Typischerweise bedienen diese beiden Zahlungslösungen die gleichen Anwendungsfälle und konkurrieren um Marktanteile. Schlechte Startbedingungen in einem Markt, in dem Verbraucher*innen bereits ausreichend bequeme Zahlungslösungen auf ihrem Smartphone oder in der Geldbörse haben.

Ohne breite Akzeptanz der Bevölkerung reizt es Händler nicht, neue Zahlungsmethoden zu akzeptieren. Der Erfolg beider EU-Großprojekte wäre somit von Anfang an in Gefahr.

Ist der digitale Euro eine Alternative für neue digitale Geldarten, wie zum Beispiel Stablecoins?

KPB: Nach heutigem Fokus des EZB-Projekts nicht.

Stablecoins werden in der EU künftig unter anderem definiert als E-Geld-Tokens und im Rahmen der „Markets in Crypto-Assets“-Verordnung (MiCA) reguliert. Sie basieren auf der „Distributed Ledger Technology“ (DLT), einem dezentralen Transaktionsregister.

Diese relativ neue Technologie hat viele Potentiale über alle Industriezweige hinweg, in Kapitalmärkten und kann auch in der Verwaltung Mehrwert schaffen. So zum Beispiel bei der Digitalisierung von Grundbuchprozessen.

Es ist also klar, dass es auch Zahlungslösungen geben muss, die effizient in diese DLT-basierten Infrastrukturen integriert werden können oder mindestens mit ihnen kompatibel sind. Daran arbeitet die private Kreditwirtschaft bereits.

Ein wichtiger Beitrag der EZB für diese künftigen Zahlungsdienstleistungen wäre die Implementierung von DLT-Infrastrukturen für Zentralbankgeld. Das heißt, nicht für den digitalen Euro an der Ladenkasse, sondern für den Zahlungsverkehr zwischen den Banken, der heute bereits in Form von digitalem Zentralbankgeld stattfindet.
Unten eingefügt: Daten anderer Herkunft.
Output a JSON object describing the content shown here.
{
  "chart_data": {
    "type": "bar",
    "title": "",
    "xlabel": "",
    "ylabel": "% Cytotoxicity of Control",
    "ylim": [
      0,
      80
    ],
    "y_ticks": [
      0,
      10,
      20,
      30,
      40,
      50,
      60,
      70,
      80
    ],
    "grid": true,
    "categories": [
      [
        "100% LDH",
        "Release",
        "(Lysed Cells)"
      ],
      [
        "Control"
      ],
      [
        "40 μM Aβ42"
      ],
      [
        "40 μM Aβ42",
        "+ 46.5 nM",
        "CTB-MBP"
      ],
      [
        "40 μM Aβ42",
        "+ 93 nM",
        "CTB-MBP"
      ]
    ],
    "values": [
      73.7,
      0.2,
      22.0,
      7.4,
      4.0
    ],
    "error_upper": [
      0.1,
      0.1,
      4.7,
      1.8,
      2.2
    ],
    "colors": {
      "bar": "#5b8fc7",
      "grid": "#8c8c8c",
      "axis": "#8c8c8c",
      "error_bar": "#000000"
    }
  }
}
Wie finden die verschiedenen Elemente nun zusammen?

KPB: Der öffentliche Sektor und die private Kreditwirtschaft müssen eng zusammenarbeiten, damit die einzelnen Bausteine optimal ineinandergreifen. Es gilt auszuloten, bis zu welchem Punkt gesetzliche Vorschriften einen Mehrwert schaffen, wie weit politische Ziele in die Marktwirtschaft eingreifen und wo die Privatwirtschaft verantwortlich ist, Nachfrage und Angebot zusammen zu bringen.

Einen Schlüssel dazu können Zahlungslösungen wie EPI bieten: Sie haben zum Ziel, verschiedenen Zahlungsmethoden und -infrastrukturen bis hin zu digitalen Währungen auf den Smartphones der EU zusammenzubringen.

Es ist also eindeutig, dass eine Public-Private-Partnership am besten zum Erfolg führt, wie auch unser heutiges Ökosystem beweist: Abwicklung, Clearing und Settlement funktionieren reibungslos. Die perfekte Grundlage für eine effektive Zusammenarbeit von privatem und öffentlichem Sektor.

Diese Erfahrung und die bestehende Zusammenarbeit sollten erhalten bleiben, um gemeinsam die Wettbewerbsfähigkeit der EU zu sichern.